De igual modo, conserva la identidad de un pueblo en la memoria de sus antepasados. Y para esto necesitamos de lugares simbólicos que faciliten esa memoria histórica en las generaciones futuras, evitando de este modo un naturalismo panteísta donde se diluye la existencia humana con todos sus significados. Así mismo se supera un cierto dominio individualista de la última voluntad que en el esparcir de las cenizas en la naturaleza no permitirá la conservación de lugares y tiempos simbólicos en el recuerdo de los difuntos, más aun si son familiares. Y en este sentido no es casual que las invasiones provocadas por guerras, ya desde la antigüedad, lo primero que buscan es profanar las tumbas, pues así violan la dignidad de un pueblo y matan su identidad patria.

Es así, entonces, que la instrucción vaticana rescata una verdad antropológica y espiritual. Más aún, señala que la cremación es una vía legitima toda vez que su aplicación no signifique un acto positivo de la voluntad para renegar de la resurrección. Por tanto, pidiendo y sabiendo que toda sepultura debe ser en un lugar sagrado, el mismo documento explicita que esa es la regla general (n.5) lo que significa que puede haber excepciones. Agregando más adelante : “Sólo en casos de graves y excepcionales circunstancias, dependiendo de las condiciones culturales de carácter local, el Ordinario, de acuerdo con la Conferencia Episcopal o con el Sínodo de los Obispos de las Iglesias Orientales, puede conceder el permiso para conservar las cenizas en el hogar” (n.6). Así, analizado en su texto y contexto el documento pontificio, se asume una visión teológica más integral y respetuosa de las tradiciones culturales y religiosas de los diferentes pueblos y naciones, especialmente para los católicos, evitando de este modo una lectura parcial y antojadiza de la instrucción como lamentablemente ha aparecido en algunos medios de prensa.

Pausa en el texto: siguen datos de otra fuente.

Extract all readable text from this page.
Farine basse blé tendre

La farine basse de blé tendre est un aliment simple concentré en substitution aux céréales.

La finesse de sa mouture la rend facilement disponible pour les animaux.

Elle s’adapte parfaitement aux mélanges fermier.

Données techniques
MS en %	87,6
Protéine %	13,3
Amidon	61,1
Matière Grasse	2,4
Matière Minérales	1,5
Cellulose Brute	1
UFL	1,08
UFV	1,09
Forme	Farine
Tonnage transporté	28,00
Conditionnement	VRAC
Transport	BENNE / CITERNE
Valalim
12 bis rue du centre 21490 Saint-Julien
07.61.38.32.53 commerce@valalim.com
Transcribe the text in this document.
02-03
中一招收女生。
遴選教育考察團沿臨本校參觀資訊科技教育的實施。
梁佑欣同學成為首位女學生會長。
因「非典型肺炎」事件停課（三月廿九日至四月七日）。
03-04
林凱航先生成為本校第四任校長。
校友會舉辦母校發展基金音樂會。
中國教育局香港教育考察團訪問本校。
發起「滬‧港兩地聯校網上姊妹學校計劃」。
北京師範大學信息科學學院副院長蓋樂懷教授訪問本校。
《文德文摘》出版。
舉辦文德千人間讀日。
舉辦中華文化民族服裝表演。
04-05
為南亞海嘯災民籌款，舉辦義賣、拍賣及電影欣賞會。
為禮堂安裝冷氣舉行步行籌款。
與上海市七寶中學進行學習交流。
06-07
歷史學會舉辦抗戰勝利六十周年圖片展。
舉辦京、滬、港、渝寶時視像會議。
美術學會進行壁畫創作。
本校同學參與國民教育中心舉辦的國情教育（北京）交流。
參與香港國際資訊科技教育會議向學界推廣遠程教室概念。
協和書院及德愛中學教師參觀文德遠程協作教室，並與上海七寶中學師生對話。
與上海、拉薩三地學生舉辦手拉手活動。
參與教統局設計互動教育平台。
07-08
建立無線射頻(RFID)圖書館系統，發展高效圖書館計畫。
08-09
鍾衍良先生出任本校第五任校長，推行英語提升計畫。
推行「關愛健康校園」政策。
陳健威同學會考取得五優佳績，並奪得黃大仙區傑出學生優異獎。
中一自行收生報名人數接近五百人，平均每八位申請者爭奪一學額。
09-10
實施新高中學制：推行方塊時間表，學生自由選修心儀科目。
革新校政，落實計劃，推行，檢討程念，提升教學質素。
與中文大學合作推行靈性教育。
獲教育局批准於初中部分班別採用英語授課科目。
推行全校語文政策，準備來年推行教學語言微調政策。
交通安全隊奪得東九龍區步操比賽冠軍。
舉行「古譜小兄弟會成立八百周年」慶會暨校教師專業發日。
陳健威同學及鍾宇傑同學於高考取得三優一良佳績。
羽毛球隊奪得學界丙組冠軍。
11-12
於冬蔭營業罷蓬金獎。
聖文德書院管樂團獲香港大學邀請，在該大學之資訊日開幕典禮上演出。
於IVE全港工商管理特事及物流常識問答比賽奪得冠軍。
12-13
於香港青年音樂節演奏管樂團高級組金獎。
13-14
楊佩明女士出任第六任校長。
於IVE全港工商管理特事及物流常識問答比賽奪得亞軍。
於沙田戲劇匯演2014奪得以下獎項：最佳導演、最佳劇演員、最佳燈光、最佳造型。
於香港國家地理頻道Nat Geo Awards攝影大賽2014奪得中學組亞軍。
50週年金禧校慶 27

Con todo, la instrucción carece de un preámbulo más evangelizador y catequético que posibilite una mayor y mejor comprensión pastoral de lo que pretende normar. No basta con citar determinadas afirmaciones magisteriales. Es necesario un recorrido antropológico más delicado y prolijo que facilite una mejor aceptación en el pueblo creyente. Es de esperar, entonces, que la Conferencia Episcopal profundice en este sentido y haga más amigable y aceptable una instrucción que no ha sido feliz en su redacción con mayor sentido pastoral y que ha tenido una comprensión critica en el mundo católico, siendo fuertemente contestada en la prensa nacional.